遅ればせながら、梅田望夫さんの「ウェブ時代をゆく」を読みました。

この本の中で、特に印象に残ったのが「ロールモデル」という考え方です。

自分の内から湧き出てくる何かが具体的に見えずとも、「ある対象に惹かれた」という直観にこだわり、その対象をロールモデルとして外部に設定する。そしてなぜ自分がその対象に惹かれたのかを考え続ける。それを繰り返していくと、たくさんのロールモデルを見つけることが、すなわち自分を見つけることなのだとだんだんわかってくる。

私がこの業界に魅力を感じたルーツは、「IT業界に抱く漠然とした理想」で書いたとおり、ネットスケープの創業者であるマーク・アンドレッセンです。
彼のエピソードを学生事態に読んだ時は、「技術1つで世界を変えた」ということに強く感動しました。当時は、「技術で」という部分を強く意識していたのですが、ぞの後いろいろと考えてみると、自分の志向は「世界を変える」方にあるんだなということがわかってきました。
例えば、私はオープンソースの世界でプログラマーとして活躍するということにあまり魅力を感じません。技術的に素晴らしい人たちがひしめきあって、さまざまなオープンソースプロダクトが世の中に出てきていますが、私はそれらを作る立場よりも、それらを利用して世の中の多くの人たちに使われるサービスを作るという方に惹かれます。
そういった意味では、ミクシィはけっこう自分の志向にも合うと思っています。大量のユーザーを支えるインフラの部分はすごいと思うのですが、ユーザーインターフェースについては(技術的には)すごいわけではありません。それでも、多くのユーザーに価値を提供して利用されているということが素晴しいです。

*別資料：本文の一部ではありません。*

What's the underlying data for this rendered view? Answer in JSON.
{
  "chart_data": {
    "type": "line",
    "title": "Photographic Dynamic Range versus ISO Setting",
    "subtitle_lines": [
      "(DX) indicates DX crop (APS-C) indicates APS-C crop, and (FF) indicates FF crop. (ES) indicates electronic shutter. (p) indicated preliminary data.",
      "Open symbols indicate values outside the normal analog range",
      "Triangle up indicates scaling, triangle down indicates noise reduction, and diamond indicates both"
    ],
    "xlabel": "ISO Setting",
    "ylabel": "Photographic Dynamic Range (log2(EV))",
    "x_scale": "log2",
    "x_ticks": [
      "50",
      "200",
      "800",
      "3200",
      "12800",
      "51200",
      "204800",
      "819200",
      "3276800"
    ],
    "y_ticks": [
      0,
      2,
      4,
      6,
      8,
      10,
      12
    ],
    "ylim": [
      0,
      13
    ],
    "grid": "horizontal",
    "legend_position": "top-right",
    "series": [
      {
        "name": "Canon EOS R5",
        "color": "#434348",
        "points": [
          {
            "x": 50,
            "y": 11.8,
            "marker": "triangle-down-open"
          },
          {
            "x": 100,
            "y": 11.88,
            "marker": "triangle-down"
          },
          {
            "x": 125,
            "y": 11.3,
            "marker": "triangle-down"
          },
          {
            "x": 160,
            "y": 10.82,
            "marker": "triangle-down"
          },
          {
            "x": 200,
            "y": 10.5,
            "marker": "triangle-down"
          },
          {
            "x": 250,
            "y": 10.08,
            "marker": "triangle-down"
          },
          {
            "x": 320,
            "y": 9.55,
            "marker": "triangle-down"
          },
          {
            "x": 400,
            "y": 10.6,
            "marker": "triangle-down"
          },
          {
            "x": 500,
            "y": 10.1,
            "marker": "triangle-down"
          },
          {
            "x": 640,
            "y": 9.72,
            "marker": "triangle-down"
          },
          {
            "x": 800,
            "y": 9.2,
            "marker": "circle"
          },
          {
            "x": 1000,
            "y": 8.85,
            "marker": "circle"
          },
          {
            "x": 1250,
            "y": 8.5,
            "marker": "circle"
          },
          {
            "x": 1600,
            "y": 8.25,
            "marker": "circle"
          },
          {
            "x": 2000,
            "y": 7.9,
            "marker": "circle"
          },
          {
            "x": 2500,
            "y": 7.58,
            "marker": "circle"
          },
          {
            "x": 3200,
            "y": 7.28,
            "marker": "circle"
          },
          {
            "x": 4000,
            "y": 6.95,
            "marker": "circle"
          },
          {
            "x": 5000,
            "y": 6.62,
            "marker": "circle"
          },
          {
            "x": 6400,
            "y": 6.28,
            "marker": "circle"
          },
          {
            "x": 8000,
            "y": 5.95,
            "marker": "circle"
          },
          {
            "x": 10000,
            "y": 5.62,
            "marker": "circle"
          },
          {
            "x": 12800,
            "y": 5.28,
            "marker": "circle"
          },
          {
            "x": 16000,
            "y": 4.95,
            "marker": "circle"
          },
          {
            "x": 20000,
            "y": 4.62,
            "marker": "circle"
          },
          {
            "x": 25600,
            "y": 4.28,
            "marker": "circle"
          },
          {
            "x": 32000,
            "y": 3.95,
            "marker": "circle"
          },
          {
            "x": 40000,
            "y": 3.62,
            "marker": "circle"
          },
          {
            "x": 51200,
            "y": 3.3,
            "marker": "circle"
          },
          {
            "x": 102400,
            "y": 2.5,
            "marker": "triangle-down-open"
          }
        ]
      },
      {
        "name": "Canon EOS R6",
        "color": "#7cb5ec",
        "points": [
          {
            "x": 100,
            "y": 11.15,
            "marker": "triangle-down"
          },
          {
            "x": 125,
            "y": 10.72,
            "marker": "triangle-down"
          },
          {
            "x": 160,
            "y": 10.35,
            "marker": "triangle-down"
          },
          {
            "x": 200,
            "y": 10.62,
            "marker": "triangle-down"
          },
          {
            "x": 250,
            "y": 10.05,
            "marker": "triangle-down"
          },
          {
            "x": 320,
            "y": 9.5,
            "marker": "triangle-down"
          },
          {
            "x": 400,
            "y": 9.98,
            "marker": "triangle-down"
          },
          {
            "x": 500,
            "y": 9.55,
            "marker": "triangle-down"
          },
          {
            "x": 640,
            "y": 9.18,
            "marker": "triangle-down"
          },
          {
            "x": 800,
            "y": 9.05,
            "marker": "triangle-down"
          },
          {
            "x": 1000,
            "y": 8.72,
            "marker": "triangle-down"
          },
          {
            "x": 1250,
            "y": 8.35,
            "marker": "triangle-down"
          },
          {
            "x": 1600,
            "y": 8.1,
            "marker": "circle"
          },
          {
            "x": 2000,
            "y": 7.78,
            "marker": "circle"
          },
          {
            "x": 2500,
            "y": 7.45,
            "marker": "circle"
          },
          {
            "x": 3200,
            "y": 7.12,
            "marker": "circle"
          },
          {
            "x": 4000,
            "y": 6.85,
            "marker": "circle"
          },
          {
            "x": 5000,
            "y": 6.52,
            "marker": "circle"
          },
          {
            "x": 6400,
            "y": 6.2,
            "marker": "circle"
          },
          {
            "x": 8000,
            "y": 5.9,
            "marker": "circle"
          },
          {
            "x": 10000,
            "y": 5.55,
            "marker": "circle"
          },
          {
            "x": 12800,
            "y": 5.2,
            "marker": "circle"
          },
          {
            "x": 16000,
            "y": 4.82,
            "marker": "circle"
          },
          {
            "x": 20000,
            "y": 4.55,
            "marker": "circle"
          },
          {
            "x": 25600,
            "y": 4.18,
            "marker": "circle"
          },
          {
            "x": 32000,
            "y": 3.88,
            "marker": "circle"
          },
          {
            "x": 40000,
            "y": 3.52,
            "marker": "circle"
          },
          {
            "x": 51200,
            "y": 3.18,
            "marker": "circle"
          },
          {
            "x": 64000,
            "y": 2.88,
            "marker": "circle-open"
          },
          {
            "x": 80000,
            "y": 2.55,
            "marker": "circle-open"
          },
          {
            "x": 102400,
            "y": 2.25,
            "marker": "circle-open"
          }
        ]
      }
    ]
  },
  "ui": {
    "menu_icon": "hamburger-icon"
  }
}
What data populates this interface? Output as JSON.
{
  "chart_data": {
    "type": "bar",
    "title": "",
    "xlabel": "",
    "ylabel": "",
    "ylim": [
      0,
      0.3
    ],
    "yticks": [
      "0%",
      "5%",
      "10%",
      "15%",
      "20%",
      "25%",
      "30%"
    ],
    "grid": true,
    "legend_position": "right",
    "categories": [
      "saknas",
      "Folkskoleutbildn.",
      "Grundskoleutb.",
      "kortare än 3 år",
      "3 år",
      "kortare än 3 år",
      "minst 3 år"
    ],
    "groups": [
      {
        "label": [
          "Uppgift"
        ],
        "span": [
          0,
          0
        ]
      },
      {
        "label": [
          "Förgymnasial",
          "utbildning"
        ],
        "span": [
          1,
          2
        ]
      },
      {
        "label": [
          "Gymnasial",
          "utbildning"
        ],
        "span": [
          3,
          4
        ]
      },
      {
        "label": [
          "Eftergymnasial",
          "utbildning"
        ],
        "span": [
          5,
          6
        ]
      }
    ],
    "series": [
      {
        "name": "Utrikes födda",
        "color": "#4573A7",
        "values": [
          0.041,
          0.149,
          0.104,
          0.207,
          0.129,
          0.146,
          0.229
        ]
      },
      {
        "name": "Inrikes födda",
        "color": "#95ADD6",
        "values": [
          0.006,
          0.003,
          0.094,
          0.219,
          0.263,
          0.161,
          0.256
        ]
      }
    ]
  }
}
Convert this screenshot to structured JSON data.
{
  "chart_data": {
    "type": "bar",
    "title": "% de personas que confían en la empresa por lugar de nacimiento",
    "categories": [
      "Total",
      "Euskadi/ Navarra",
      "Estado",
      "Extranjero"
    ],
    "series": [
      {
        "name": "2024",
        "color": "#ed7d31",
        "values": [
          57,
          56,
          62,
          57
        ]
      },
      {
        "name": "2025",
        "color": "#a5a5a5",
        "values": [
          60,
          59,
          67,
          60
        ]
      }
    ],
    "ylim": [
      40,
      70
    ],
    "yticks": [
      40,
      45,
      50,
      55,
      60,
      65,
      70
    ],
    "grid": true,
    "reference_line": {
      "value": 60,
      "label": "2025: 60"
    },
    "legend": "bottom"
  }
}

私も、「どういう技術を使うか」よりも「何を作ってどういった価値を提供するか」にこだわっていきたいと改めて思いました。

今、私は31歳。

たくさんのロールモデルを見つけ、自分なりにサバイバルしていくべく、向こう1年の内に大きな行動を起こさなければと思っています。

他にも、たくさんのことを考えさせられました。
特に印象に残った部分を引用します。

父は「そのほうが面白かったからだ」と私に言った。「新しい世界は、そこに入ってくる人たちをとても大切にしてくれる。そして何より新しい世界は面白く楽しかった。新しい世界を歩いてきたことに後悔はまったくないよ」と言った。

金銭的な動機より、そういう無形の価値を重視したほうがいい。ベンチャーとは「緊張感溢れる仕事環境に身を置くことで、個が成長できる場」と位置付けるのがいい。

レールがあると思っていても、実はそのレールがどこまで続いているかなんて誰にもわからない時代である。だから、迷ったとき悩んだときには、時代の大きな流れに乗った新しいことにあえて巻き込まれてみる。そしてそこで試行錯誤を繰り返してはその先の可能性を手探りしていく。

ここ1年くらい、いろいろなブログなどを読んだりしながら、自分の今後について考えたりしてきていますが、この本でさらに後押しされた気分です。